Kedua adalah Alam Arwah, yang berhubungan dengan sifat-sifat seperti tinggi, terpuji, suci, esa, tak terbagi, mulia.
Ketiga adalah Alam Mitsal. Di sini tajalli Tuhan menjadi terwujud (dimaterialisasikan), entitas yang belum berbentuk menjadi berbentuk/dipersonifikasikan, Nama dan Sifat memperoleh bentuknya, dan makna serta roh diejawantahkan sebagai bentuk dan penampilan imajinasi atau khayal. Di alam ini, semua bentuk-bentuk imajinatif tersebut memiliki kekuatan untuk termaterialisasikan, memperoleh bentuk lahir dan menampilkan diri dalam imajinasi. Semua itu dapat dilihat sebagai benda-benda material, walaupun dalam dirinya sendiri adalah tidak berbentuk atau bersifat spiritual.
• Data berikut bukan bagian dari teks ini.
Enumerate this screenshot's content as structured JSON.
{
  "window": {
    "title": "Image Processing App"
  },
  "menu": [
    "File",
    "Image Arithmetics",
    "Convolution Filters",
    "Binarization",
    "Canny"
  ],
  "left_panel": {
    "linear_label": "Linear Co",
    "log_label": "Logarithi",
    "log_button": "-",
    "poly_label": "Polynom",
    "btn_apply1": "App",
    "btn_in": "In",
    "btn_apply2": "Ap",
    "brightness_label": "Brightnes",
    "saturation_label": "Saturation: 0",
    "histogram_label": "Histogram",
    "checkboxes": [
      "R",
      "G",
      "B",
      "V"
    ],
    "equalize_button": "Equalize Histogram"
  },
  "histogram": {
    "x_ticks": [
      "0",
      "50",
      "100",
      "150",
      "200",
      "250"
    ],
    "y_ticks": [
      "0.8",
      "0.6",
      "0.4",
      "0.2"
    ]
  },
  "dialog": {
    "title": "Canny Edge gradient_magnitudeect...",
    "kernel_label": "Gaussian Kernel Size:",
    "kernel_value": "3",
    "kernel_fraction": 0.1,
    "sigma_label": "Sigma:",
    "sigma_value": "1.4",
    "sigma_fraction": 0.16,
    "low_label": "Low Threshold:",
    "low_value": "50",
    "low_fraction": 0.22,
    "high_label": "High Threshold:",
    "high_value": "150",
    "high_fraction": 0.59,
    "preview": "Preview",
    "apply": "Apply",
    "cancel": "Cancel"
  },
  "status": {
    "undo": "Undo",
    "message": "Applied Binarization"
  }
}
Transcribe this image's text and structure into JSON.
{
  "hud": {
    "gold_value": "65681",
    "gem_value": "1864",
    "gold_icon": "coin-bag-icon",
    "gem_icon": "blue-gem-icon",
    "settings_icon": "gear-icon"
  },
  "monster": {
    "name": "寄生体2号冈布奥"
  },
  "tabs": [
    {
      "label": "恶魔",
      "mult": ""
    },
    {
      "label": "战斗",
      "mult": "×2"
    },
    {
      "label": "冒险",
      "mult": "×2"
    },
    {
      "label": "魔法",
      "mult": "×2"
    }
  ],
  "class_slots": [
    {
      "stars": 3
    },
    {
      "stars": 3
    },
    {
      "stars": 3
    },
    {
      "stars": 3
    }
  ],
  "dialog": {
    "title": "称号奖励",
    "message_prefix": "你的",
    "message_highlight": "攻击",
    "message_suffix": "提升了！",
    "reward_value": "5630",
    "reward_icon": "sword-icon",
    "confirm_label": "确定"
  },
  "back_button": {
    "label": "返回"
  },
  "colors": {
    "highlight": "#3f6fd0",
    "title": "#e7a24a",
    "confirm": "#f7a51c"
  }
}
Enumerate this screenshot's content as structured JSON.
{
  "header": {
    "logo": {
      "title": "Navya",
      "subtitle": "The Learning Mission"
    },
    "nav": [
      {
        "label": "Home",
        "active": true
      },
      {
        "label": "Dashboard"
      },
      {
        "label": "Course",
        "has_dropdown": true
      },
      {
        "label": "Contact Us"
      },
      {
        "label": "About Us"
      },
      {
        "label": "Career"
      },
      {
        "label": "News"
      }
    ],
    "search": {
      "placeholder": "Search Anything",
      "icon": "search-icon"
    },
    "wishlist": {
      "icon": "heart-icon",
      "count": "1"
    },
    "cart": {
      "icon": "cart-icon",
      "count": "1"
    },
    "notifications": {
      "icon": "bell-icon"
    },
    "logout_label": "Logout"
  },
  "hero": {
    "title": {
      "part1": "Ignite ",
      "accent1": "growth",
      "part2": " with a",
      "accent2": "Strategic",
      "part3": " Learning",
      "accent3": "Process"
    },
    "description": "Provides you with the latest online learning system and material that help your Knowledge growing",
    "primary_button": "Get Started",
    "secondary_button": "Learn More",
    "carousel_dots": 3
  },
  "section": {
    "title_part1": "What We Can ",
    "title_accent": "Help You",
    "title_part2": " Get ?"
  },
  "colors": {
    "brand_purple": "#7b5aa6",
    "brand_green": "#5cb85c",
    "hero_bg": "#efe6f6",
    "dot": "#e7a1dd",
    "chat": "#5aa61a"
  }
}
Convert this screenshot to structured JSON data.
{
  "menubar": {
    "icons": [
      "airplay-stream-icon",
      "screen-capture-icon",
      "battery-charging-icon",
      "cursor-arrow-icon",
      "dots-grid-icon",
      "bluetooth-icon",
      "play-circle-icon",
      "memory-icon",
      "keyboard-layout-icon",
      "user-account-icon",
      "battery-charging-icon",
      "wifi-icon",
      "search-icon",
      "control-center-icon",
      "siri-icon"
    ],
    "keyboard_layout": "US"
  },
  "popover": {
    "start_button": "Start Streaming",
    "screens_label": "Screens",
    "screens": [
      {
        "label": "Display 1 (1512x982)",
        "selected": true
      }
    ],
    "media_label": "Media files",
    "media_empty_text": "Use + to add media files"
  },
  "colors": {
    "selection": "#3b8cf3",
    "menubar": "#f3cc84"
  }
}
Dalam Kehadiran atau Martabat Keempat, Alam arwah dan makna tersebut dilihat oleh makhluk yang memiliki daya khayal sebagai bentuk-bentuk khayal (imajinal). Bentuk dan makna dari roh itu sesuai dengan persepsi yang beragam. Perbedaan antara Kehadiran Ketiga dan Keempat adalah pada Kehadiran Ketiga terdiri dari bentuk-bentuk imajinal dan kondisi di mana roh, makna dan tajalli turun dan menjadi terejawantahkan. Bentuk dan kondisi itu adalah “tubuh cahaya” roh dan makna dan tidak berkaitan dengan persepsi. Pada Kehadiran Keempat, bentuk tersebut memperoleh wadah untuk menjadi tampak oleh persepsi (manusia). Kehadiran Kelima adalah Alam Jasmani.
Meskipun al-Jandi tidak membahas tentang Insan Kamil sebagai Kehadiran atau martabat terpisah, dia membahasnya dalam bagian lain di karyanya sebagai martabat yang mengkombinasikan kelima martabat/kehadiran di atas.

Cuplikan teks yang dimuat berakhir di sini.